La notion de stéréotype semble beaucoup trop vague pour servir d’appui à l’analyse linguistique stricto sensu, et à la question du figement, à moins de la théoriser dans un cadre précis, comme tente de le faire actuellement l’équipe de Ducrot. Cependant, elle fournit un principe explicatif général indispensable à la compréhension du figement de certaines expressions ou collocations : la récurrence de certaines associations lexicales ne s’explique en effet que parce qu’elles correspondent à des schémas issus de la culture. La langue en ce sens est un réservoir de stéréotypes, qui sont lexicalisés grâce à ce que l’on nomme, d’un terme qu’il nous faudra préciser, le figement :

« Le figement peut être considéré comme un moyen majeur de création lexicale : il produit, en effet, non seulement des unités lexicales proprement dites (les locutions grammaticales), mais aussi d’autres séquences à forme fixe qui font partie du vocabulaire au même titre que le vocable simple. » (Schapira, 1999, p.12).

 

La dimension culturelle et conservatoire des stéréotypes ne doit pas masquer non plus le fait qu’il y a toujours aussi possibilité de créer de nouvelles associations, en fonction de nouvelles expériences sociales, ou en fonction de schémas mentaux qui permettent de voir le monde autrement, notamment grâce à la création littéraire.  Pour la suite de notre étude, il conviendra de séparer nettement la perspective rhétorique, qui permet de considérer les stéréotypes comme des formes fossilisées, peu inventives et la perspective linguistique, qui s’intéresse à toutes les expressions lexicalisées, quel que soit le point de vue qu’on peut adopter par ailleurs lorsqu’on se place du point de vue stylistique.  Nous laisserons donc de côté les termes de « cliché », «lieu commun », etc., pour tenter de mieux discerner le fonctionnement sémantique et syntaxique des expressions figées ou semi-figées. Si l’on se place comme nous dans une perspective d’application lexicographique, il n’en convient pas moins de signaler les différents « effets » stylistiques produits par leur emploi.

 

 

 





[1][1] Il faut aussi signaler l’existence d’une autre tradition française, celle d’un J.-B. Marcellesi ou d’un L. Guespin, pour lesquels l’analyse du discours ne constitue qu’un sous-domaine de la sociolinguistique, auquel il convient d’appliquer les outils et les concepts de cette discipline (voir les remarques critiques de M. Pêcheux & F. Gadet, 1977, et D. Maldidier, 1990).

[2][2]  Le terme de « formation discursive » a été progressivement utilisé par l’analyse de discours dans un sens très large pour désigner « tout ensemble d’énoncés socio-historiquement circonscrit que l’on peut rapporter à une identité énonciative : le discours communiste, l’ensemble des discours tenus par une administration, les énoncés relevant d’une science donnée, le discours des patrons, des paysans, etc. » (DAD, p.271).

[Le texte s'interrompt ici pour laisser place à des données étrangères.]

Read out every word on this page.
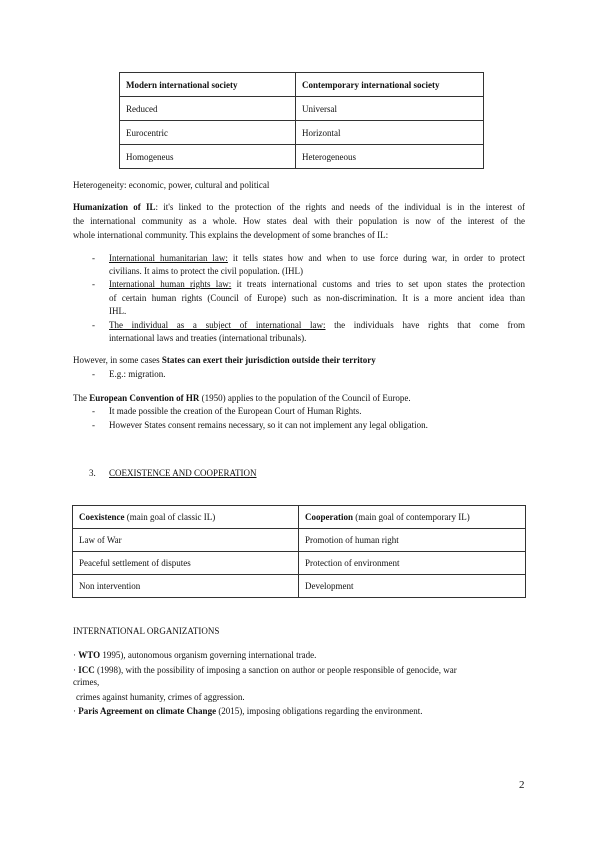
Modern international society	Contemporary international society
Reduced	Universal
Eurocentric	Horizontal
Homogeneus	Heterogeneous
Heterogeneity: economic, power, cultural and political
Humanization of IL: it's linked to the protection of the rights and needs of the individual is in the interest of
the international community as a whole. How states deal with their population is now of the interest of the
whole international community. This explains the development of some branches of IL:
- International humanitarian law: it tells states how and when to use force during war, in order to protect
civilians. It aims to protect the civil population. (IHL)
- International human rights law: it treats international customs and tries to set upon states the protection
of certain human rights (Council of Europe) such as non-discrimination. It is a more ancient idea than
IHL.
- The individual as a subject of international law: the individuals have rights that come from
international laws and treaties (international tribunals).
However, in some cases States can exert their jurisdiction outside their territory
- E.g.: migration.
The European Convention of HR (1950) applies to the population of the Council of Europe.
- It made possible the creation of the European Court of Human Rights.
- However States consent remains necessary, so it can not implement any legal obligation.
3. COEXISTENCE AND COOPERATION
Coexistence (main goal of classic IL)	Cooperation (main goal of contemporary IL)
Law of War	Promotion of human right
Peaceful settlement of disputes	Protection of environment
Non intervention	Development
INTERNATIONAL ORGANIZATIONS
· WTO 1995), autonomous organism governing international trade.
· ICC (1998), with the possibility of imposing a sanction on author or people responsible of genocide, war
crimes,
crimes against humanity, crimes of aggression.
· Paris Agreement on climate Change (2015), imposing obligations regarding the environment.
2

D’où le risque de dissolution de la notion.

[3][3] A travers le concept de « pré-construit », M. Pêcheux et P. Henry ont traité en particulier les phénomènes présuppositionnels, qui ne relèvent pas, pour eux, simplement de la structure interne linguistique, mais traduisent les évidences idéologiques qui paraissent s’inscrire « naturellement » dans la langue. (Voir la discussion Henry-Ducrot, dans Le mauvail outil).

[4][4] Si le projet initial de M. Pêcheux était voué à l’échec, c’est en raison de l’utilisation ambiguë du concept de paraphrase, dont le statut initial de simple donnée linguistique (chez Harris) s’est déplacé dans l’ADF et a été intégré à une théorie de la signification des discours. (Voir Marandin, 1979, p.38).

[5][5] Cf. la notion de lexiculture chez R. Galisson.

[6][6] Même si, comme le rappelle J.-J. Vincensini (2000), le motif narratif conserve une certaine indépendance, autorisant des parcours différents.

[7][7] Aristote divise la rhétorique en trois genres, non pas tant d’après le contenu du discours que d’après la relation du discours à l’auditeur, relation qui reflète elle-même les trois attitudes possibles à l’égard du temps: le jugement sur le passé appelle le genre judiciaire ; l’attitude spectatrice et non critique à l’égard du présent favorise le panégyrique et le blâme, objets du genre épidictique; enfin, la délibération sur l’avenir, tâche qui incombe à Athènes à l’Assemblée du peuple, suscite le genre délibératif (Rhét., I, 3, 1358 b 13-20). (Encyclopédie Universalis, Aristote).